La dune de Trézen ar Gorjégou repose paisiblement au fond de la baie de Lannion, loin des regards... Mais au centre de toutes les attentions. Depuis 2010 le groupe Roullier, via sa filiale la CAN (Compagnie armoricaine de navigation), convoite son sable coquiller, utilisé pour neutraliser le pH acide des champs bretons.
La dune se situe à la lisière de deux zones Natura 2000 et de l’archipel des Sept îles, qui abrite une exceptionnelle colonie d’oiseaux marins. Elle est aussi un lieu de reproduction privilégié pour le lançon, petite anguille à la base de l’alimentation des poissons dont dépendent les pêcheurs locaux (près de 500 emplois directs et indirects). Le risque que l’extraction ne tue toute la faune et la flore locale et ne dégrade l’économie locale suscite une opposition farouche et quasi-unanime au projet.
Déni de démocratie
Depuis 2012, un collectif regroupant cinquante-neuf associations, Le Peuple des Dunes en Trégor (pays à cheval entre les Côtes-d’Armor et le Finistère), multiplie les manifestations, soutenu par la quasi-totalité de la population locale. “Tous les candidats aux élections locales se sont opposés au projet, les élus aussi, explique Philippe Soufflet, du collectif SOS et du Peuple des Dunes. Toute la palette politique est de notre côté. L’administration française méprise les avis des citoyens et des élus”.
Malgré cette levée de boucliers et l’enquête d’utilité publique de 2010 qui soulignait l’opposition générale de la population locale, Emmanuel Macron a validé le projet en avril 2015, se contentant d’en réduire les proportions. Insuffisant, selon les habitants.
Si Roullier et le gouvernement s’imposent en force, c’est que le sable s’est érigé en ressource rare très prisée (1). “Le combat contre l’extraction de sable est un combat mondial, affirme Philippe Soufflet. C’est la troisième ressource la plus exploitée au monde”.

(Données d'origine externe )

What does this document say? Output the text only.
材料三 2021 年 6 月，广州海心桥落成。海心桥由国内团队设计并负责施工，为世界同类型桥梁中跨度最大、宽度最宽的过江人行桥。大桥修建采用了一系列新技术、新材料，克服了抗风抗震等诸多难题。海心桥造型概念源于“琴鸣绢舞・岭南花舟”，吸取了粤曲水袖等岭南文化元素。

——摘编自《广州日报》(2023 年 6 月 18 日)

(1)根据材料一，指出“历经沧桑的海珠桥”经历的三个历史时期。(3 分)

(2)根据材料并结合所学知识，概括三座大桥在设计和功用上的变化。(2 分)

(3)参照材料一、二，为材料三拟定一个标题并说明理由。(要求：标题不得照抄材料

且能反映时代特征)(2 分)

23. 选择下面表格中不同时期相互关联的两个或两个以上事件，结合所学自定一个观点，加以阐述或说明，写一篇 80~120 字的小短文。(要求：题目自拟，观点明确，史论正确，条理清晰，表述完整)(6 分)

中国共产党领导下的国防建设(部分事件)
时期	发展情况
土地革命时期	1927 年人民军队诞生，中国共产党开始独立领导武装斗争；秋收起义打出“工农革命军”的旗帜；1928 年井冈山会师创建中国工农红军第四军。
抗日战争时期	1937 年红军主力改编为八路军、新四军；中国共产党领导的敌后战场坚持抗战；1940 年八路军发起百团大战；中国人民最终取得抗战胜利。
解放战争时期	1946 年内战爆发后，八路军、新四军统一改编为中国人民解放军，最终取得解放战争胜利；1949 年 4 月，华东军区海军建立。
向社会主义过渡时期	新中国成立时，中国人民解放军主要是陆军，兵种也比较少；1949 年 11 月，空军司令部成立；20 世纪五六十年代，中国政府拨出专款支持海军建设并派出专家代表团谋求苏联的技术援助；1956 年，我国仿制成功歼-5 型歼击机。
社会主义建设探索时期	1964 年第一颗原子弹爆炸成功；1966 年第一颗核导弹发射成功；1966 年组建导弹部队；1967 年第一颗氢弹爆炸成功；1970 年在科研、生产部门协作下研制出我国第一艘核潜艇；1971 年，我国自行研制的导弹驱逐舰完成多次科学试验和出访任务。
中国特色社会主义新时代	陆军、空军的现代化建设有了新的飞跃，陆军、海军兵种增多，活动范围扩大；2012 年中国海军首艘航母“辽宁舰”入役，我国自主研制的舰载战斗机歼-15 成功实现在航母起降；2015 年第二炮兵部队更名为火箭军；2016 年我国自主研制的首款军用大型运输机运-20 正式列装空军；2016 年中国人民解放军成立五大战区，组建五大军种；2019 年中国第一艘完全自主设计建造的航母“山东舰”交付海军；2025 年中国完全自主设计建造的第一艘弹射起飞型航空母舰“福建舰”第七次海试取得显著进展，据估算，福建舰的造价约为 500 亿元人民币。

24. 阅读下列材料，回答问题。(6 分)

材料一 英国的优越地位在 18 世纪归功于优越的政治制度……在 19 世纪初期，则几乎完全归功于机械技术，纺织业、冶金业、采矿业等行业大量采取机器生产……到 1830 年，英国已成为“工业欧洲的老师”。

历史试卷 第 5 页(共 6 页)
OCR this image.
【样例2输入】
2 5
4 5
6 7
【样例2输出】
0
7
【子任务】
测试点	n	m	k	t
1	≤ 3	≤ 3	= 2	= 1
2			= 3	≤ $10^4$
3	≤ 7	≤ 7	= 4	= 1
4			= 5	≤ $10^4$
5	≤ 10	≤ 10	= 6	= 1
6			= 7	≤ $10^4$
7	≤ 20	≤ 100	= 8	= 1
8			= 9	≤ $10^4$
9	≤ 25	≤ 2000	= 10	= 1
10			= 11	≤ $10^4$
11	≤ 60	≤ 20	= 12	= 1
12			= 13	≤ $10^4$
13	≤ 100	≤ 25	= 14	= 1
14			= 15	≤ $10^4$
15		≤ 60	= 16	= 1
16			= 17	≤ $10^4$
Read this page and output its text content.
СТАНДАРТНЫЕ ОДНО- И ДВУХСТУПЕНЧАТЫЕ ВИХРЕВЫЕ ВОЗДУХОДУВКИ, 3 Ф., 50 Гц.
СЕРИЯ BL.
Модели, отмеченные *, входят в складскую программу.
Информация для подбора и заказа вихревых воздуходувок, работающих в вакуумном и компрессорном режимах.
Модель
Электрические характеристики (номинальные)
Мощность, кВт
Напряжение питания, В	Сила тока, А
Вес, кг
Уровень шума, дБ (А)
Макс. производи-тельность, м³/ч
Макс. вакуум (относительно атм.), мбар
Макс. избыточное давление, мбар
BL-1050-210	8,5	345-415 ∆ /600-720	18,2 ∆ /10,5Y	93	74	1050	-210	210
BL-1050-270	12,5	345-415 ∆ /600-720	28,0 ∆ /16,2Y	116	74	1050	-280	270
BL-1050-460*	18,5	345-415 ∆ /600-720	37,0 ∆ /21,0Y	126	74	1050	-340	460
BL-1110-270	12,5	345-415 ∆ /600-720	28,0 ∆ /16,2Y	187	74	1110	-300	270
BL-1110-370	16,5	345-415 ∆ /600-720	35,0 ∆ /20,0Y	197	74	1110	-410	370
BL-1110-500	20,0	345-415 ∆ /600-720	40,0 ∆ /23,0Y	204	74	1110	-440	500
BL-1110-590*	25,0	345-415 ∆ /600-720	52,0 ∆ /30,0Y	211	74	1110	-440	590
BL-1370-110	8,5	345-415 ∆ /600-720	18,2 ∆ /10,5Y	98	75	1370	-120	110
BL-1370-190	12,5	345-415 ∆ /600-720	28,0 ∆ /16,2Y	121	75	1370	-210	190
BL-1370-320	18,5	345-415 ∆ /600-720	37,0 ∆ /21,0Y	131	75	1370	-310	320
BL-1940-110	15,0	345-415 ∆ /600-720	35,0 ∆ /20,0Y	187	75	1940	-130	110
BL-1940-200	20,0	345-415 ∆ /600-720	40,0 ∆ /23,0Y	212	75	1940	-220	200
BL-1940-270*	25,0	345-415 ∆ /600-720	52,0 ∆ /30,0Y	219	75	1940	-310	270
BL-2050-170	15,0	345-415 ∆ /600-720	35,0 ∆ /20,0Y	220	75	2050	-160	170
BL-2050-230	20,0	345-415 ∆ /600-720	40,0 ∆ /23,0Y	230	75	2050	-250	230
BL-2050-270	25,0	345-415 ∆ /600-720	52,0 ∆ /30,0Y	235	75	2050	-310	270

En Bretagne, les industriels n’en sont pas à leur coup d’essai. À Gâvres (Morbihan) le premier collectif à se nommer Le Peuple des Dunes a fait plier le groupe Lafarge en 2009. Cinq ans plus tard, l’île de Sein (Finistère) est sortie victorieuse d’une lutte similaire. Pour les Trégorrois, plus remontés que jamais, le combat se poursuit, notamment par des recours en justice. Ni le gouvernement, ni le préfet ne semblent prêts à fléchir, mais il suffit parfois d’un grain de sable pour enrayer la machine...
Gwenvaël Delanoë
(1) Le sable subit un pillage mondial aux conséquences sociales et environnementales désastreuses. Mafias, disparition de plages et d’îles, destruction des fonds marins... Le tableau est bien sombre. Voir le documentaire de Denis Delestrac, diffusé sur Arte : “Le sable, enquête sur une disparition”.